Not everybody can be famous. If everybody is famous then nobody is famous.
They look for fame for fame’s sake and nothing else. They do not know why and to what end they want to be famous for. It is a means perhaps to find meaning and value for their existence. Maybe it is really because we are still struggling with what we need to fight for as the youth. If I can’t change the world and be in history books, let me at least be famous seems to be the motto.
The social networks have of course created the illusion of fame. Once someone gets a couple of thousand of followers, they begin to think that the whole country knows who they are. Twitter especially seems like cheap and easy access to this pseudo fame. It is, to paraphrase my favourite show on TV at the moment, Game of Thrones, “Internet fame is an illusion, a shadow on the wall.” They are not as influential as they think, nor as powerful or as popular as they believe.
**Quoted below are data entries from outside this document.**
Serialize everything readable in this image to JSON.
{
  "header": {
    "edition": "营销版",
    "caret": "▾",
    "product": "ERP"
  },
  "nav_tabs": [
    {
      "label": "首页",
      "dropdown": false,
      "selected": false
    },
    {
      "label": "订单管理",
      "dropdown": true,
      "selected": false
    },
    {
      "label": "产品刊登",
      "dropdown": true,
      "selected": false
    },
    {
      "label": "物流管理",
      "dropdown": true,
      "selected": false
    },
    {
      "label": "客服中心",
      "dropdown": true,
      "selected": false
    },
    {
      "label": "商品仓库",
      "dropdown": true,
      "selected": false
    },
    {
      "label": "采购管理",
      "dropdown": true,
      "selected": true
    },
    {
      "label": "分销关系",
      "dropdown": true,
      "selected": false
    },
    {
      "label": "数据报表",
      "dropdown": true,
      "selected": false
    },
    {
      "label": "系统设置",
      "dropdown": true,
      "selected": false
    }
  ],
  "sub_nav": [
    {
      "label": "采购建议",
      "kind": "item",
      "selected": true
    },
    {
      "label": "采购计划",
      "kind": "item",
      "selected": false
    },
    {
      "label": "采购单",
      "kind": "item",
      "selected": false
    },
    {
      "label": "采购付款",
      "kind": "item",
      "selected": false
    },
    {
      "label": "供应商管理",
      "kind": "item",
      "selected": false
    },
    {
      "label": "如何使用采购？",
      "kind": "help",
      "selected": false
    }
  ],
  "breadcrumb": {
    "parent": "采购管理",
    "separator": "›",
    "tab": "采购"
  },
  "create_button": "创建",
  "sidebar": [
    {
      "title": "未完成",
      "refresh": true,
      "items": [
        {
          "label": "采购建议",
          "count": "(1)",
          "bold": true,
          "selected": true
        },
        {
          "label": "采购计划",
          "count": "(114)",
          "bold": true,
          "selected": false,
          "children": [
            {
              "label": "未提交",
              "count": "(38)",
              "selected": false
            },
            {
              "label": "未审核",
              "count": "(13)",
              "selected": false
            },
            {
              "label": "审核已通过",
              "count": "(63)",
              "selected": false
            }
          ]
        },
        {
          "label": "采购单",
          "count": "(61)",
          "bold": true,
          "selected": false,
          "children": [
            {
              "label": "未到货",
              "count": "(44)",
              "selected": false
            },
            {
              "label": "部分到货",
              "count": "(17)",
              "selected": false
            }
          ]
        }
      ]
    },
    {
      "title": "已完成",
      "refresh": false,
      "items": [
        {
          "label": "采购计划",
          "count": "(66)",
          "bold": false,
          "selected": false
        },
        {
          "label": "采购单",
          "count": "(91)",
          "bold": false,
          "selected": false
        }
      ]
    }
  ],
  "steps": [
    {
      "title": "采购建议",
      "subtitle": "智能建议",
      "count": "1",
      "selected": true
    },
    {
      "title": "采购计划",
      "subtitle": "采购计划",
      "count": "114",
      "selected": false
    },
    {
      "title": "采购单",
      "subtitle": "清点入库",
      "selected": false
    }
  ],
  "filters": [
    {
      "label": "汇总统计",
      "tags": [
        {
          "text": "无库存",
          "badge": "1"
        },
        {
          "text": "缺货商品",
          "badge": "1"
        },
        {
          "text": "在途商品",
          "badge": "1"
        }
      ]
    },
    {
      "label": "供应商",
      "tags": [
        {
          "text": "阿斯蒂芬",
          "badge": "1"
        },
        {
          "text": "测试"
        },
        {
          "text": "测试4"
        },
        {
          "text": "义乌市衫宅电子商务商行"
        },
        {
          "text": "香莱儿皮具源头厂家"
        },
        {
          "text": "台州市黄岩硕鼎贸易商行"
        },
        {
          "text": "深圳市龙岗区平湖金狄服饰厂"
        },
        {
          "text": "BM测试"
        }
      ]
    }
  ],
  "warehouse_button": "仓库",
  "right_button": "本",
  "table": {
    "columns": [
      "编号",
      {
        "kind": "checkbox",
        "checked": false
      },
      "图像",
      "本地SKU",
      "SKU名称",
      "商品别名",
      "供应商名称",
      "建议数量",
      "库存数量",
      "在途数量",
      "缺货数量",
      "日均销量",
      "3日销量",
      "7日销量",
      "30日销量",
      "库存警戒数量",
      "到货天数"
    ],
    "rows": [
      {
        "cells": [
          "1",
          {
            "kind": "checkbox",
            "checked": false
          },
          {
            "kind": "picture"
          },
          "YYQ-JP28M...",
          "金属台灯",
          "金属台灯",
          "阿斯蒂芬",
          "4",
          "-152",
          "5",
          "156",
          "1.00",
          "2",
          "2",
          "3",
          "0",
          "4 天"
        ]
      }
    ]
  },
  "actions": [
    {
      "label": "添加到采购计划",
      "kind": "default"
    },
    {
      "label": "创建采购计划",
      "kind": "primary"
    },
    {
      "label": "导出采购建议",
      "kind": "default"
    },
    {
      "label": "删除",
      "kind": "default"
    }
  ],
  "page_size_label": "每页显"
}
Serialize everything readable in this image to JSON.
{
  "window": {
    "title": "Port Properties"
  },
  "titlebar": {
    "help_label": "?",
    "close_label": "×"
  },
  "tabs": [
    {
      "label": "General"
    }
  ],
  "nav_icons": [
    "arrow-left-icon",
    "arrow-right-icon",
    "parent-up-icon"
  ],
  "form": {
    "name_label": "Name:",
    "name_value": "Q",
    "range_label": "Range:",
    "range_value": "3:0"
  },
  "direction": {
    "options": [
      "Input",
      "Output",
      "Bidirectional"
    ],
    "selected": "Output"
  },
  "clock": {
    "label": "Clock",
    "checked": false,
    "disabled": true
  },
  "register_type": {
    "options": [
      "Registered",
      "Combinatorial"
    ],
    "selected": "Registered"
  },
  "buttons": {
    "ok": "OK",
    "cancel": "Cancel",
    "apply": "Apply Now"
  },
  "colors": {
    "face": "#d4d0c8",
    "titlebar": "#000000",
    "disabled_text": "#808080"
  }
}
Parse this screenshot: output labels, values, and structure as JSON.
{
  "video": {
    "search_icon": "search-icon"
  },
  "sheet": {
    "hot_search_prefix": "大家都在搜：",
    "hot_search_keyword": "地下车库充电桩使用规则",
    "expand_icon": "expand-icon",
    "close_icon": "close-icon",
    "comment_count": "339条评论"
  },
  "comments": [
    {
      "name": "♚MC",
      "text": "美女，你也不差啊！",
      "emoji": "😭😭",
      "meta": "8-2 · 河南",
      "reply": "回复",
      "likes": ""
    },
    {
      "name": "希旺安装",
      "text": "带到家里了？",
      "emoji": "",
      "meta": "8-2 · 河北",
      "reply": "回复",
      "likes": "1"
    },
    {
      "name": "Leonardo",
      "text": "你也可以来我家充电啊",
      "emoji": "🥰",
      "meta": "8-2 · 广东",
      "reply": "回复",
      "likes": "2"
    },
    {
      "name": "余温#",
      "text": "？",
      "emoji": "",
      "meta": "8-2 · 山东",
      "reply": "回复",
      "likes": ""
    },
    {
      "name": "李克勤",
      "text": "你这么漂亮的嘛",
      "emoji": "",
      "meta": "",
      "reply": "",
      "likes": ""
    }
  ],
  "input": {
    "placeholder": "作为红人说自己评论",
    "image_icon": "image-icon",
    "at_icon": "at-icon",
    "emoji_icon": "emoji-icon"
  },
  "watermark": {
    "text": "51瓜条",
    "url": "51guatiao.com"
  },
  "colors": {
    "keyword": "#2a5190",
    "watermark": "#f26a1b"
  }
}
There is the perception that appearance is everything. If I appear to be, then I am. It is not true. And now, to quote myself, “We have departed from “love thy neighbour,” that our parents taught us to “impress thy neighbour””
It is also demonstrated by people spending what they do not have in order to be respected for buying things they cannot afford. The surface becomes more important than inherent value. We have seen the display of materialism being glorified on our TVs. The more inaccessible an item is to the masses, the more value is placed on those individuals who display what they have. There was a program shown on TV recently showing kids in the townships who call themselves Izikhothane. Their hereos are Khanyi Mbau and Kenny Kunene.
In his Nelson Mandela Memorial Lecture in 2006, then president Thabo Mbeki said, “I am arguing that the new order, born of the victory in 1994, inherited a well-entrenched value system that placed individual acquisition of wealth at the very centre of the value system of our society as a whole.
Thus, everyday, and during every hour of our time beyond sleep, the demons embedded in our society, that stalk us at every minute, seem always to beckon each one of us towards a realizable dream and nightmare. With every passing second, they advise, with rhythmic and hypnotic regularity – get rich! get rich! get rich!” You could also add there, “Get famous! Get famous!” It is something that started a long time ago.
We have to create a vision in order for the youth to feel that they have history to make. We need to do this with a fierce urgency. We have to give their existence meaning – that there is hope beyond just mere existence. That they can make history. And that starts with educating them in order to give them a fair chance.